The data was collected using information from the 2007 and 2008 Behavioral Risk Factor Surveillance System and county-level diagnosed diabetes prevalence estimates. Diabetes rates in the Belt was 11.7% versus 8.5% for the rest of the country.
“Diabetes is similar to stroke in that it is strongly affected by behavioral, cultural and environmental factors clustered and overlaid on genetic susceptibility,” write the researchers from the CDC’s Division of Diabetes Translation.
The researchers identified four other factors that distinguish the “Diabetes Belt” from the rest of the US. Almost 33% of the people in those counties were classified as obese, compared to 26.1% of the rest of the country. Over 30% were also more apt to lead sedentary lifestyles. Demographically, the population of the diabetes belt counties contains substantially more non-Hispanic African-Americans and fewer had college degrees.
The Diabetes Belt includes counties in portions of Alabama, Arkansas, Florida, Georgia, Kentucky, Louisiana, Mississippi, North Carolina, Ohio, Pennsylvania, South Carolina, Tennessee, Texas, Virginia, and West Virginia.
The states that overlap into the Stroke Belt includes Alabama, Arkansas, Georgia, Louisiana, Mississippi, North Carolina, South Carolina, Tennessee, and Virginia.

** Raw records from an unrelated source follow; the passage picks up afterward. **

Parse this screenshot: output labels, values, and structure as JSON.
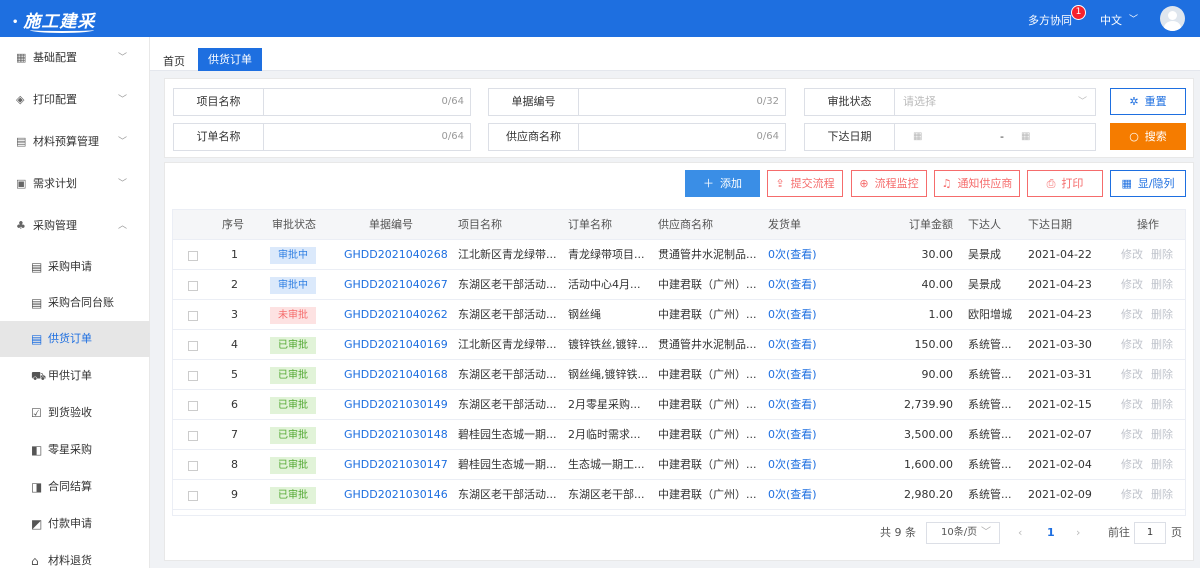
{
  "header": {
    "logo": "施工建采",
    "collab_label": "多方协同",
    "collab_badge": "1",
    "lang_label": "中文"
  },
  "sidebar": {
    "groups": [
      {
        "label": "基础配置",
        "icon": "grid-icon"
      },
      {
        "label": "打印配置",
        "icon": "layers-icon"
      },
      {
        "label": "材料预算管理",
        "icon": "database-icon"
      },
      {
        "label": "需求计划",
        "icon": "calendar-icon"
      },
      {
        "label": "采购管理",
        "icon": "org-icon"
      }
    ],
    "sub_items": [
      {
        "label": "采购申请"
      },
      {
        "label": "采购合同台账"
      },
      {
        "label": "供货订单"
      },
      {
        "label": "甲供订单"
      },
      {
        "label": "到货验收"
      },
      {
        "label": "零星采购"
      },
      {
        "label": "合同结算"
      },
      {
        "label": "付款申请"
      },
      {
        "label": "材料退货"
      }
    ]
  },
  "tabs": {
    "home": "首页",
    "active": "供货订单"
  },
  "filters": {
    "project_name": {
      "label": "项目名称",
      "count": "0/64"
    },
    "doc_no": {
      "label": "单据编号",
      "count": "0/32"
    },
    "approval": {
      "label": "审批状态",
      "placeholder": "请选择"
    },
    "order_name": {
      "label": "订单名称",
      "count": "0/64"
    },
    "supplier": {
      "label": "供应商名称",
      "count": "0/64"
    },
    "issue_date": {
      "label": "下达日期",
      "separator": "-"
    },
    "reset_label": "重置",
    "search_label": "搜索"
  },
  "toolbar": {
    "add": "添加",
    "submit_flow": "提交流程",
    "flow_monitor": "流程监控",
    "notify_supplier": "通知供应商",
    "print": "打印",
    "show_hide": "显/隐列"
  },
  "table": {
    "headers": [
      "序号",
      "审批状态",
      "单据编号",
      "项目名称",
      "订单名称",
      "供应商名称",
      "发货单",
      "订单金额",
      "下达人",
      "下达日期",
      "操作"
    ],
    "op_edit": "修改",
    "op_delete": "删除",
    "rows": [
      {
        "no": "1",
        "status": "审批中",
        "doc": "GHDD2021040268",
        "project": "江北新区青龙绿带...",
        "order": "青龙绿带项目...",
        "supplier": "贯通管井水泥制品...",
        "ship": "0次(查看)",
        "amount": "30.00",
        "by": "吴景成",
        "date": "2021-04-22"
      },
      {
        "no": "2",
        "status": "审批中",
        "doc": "GHDD2021040267",
        "project": "东湖区老干部活动...",
        "order": "活动中心4月...",
        "supplier": "中建君联（广州）...",
        "ship": "0次(查看)",
        "amount": "40.00",
        "by": "吴景成",
        "date": "2021-04-23"
      },
      {
        "no": "3",
        "status": "未审批",
        "doc": "GHDD2021040262",
        "project": "东湖区老干部活动...",
        "order": "钢丝绳",
        "supplier": "中建君联（广州）...",
        "ship": "0次(查看)",
        "amount": "1.00",
        "by": "欧阳增城",
        "date": "2021-04-23"
      },
      {
        "no": "4",
        "status": "已审批",
        "doc": "GHDD2021040169",
        "project": "江北新区青龙绿带...",
        "order": "镀锌铁丝,镀锌...",
        "supplier": "贯通管井水泥制品...",
        "ship": "0次(查看)",
        "amount": "150.00",
        "by": "系统管...",
        "date": "2021-03-30"
      },
      {
        "no": "5",
        "status": "已审批",
        "doc": "GHDD2021040168",
        "project": "东湖区老干部活动...",
        "order": "钢丝绳,镀锌铁...",
        "supplier": "中建君联（广州）...",
        "ship": "0次(查看)",
        "amount": "90.00",
        "by": "系统管...",
        "date": "2021-03-31"
      },
      {
        "no": "6",
        "status": "已审批",
        "doc": "GHDD2021030149",
        "project": "东湖区老干部活动...",
        "order": "2月零星采购...",
        "supplier": "中建君联（广州）...",
        "ship": "0次(查看)",
        "amount": "2,739.90",
        "by": "系统管...",
        "date": "2021-02-15"
      },
      {
        "no": "7",
        "status": "已审批",
        "doc": "GHDD2021030148",
        "project": "碧桂园生态城一期...",
        "order": "2月临时需求...",
        "supplier": "中建君联（广州）...",
        "ship": "0次(查看)",
        "amount": "3,500.00",
        "by": "系统管...",
        "date": "2021-02-07"
      },
      {
        "no": "8",
        "status": "已审批",
        "doc": "GHDD2021030147",
        "project": "碧桂园生态城一期...",
        "order": "生态城一期工...",
        "supplier": "中建君联（广州）...",
        "ship": "0次(查看)",
        "amount": "1,600.00",
        "by": "系统管...",
        "date": "2021-02-04"
      },
      {
        "no": "9",
        "status": "已审批",
        "doc": "GHDD2021030146",
        "project": "东湖区老干部活动...",
        "order": "东湖区老干部...",
        "supplier": "中建君联（广州）...",
        "ship": "0次(查看)",
        "amount": "2,980.20",
        "by": "系统管...",
        "date": "2021-02-09"
      }
    ]
  },
  "pagination": {
    "total": "共 9 条",
    "page_size": "10条/页",
    "prev": "‹",
    "current": "1",
    "next": "›",
    "goto_label": "前往",
    "goto_value": "1",
    "page_suffix": "页"
  },
  "colors": {
    "primary": "#1e6fe0",
    "search": "#f57c00",
    "danger": "#f56c6c",
    "tag_pending_bg": "#dbe9fb",
    "tag_pending_fg": "#2f7fe3",
    "tag_rejected_bg": "#fde2e2",
    "tag_rejected_fg": "#f56c6c",
    "tag_done_bg": "#e1f3d8",
    "tag_done_fg": "#52a832"
  }
}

“Identifying a diabetes belt by counties allows community leaders to identify regions most in need of efforts to prevent type 2 diabetes and to manage existing cases of the disease,” says Lawrence E. Barker, PhD, a statistician at the CDC. “Although many risk factors for type 2 diabetes can’t be changed, others can. Community design that promotes physical activity, along with improved access to healthy food, can encourage the healthy lifestyle changes that reduce the risk of developing type 2 diabetes.”
The research is published in the March issue of the American Journal of Preventive Medicine.
Barker LE. Am J Prev Med. 2011;doi:10.1016/j.amepre.2010.12.019.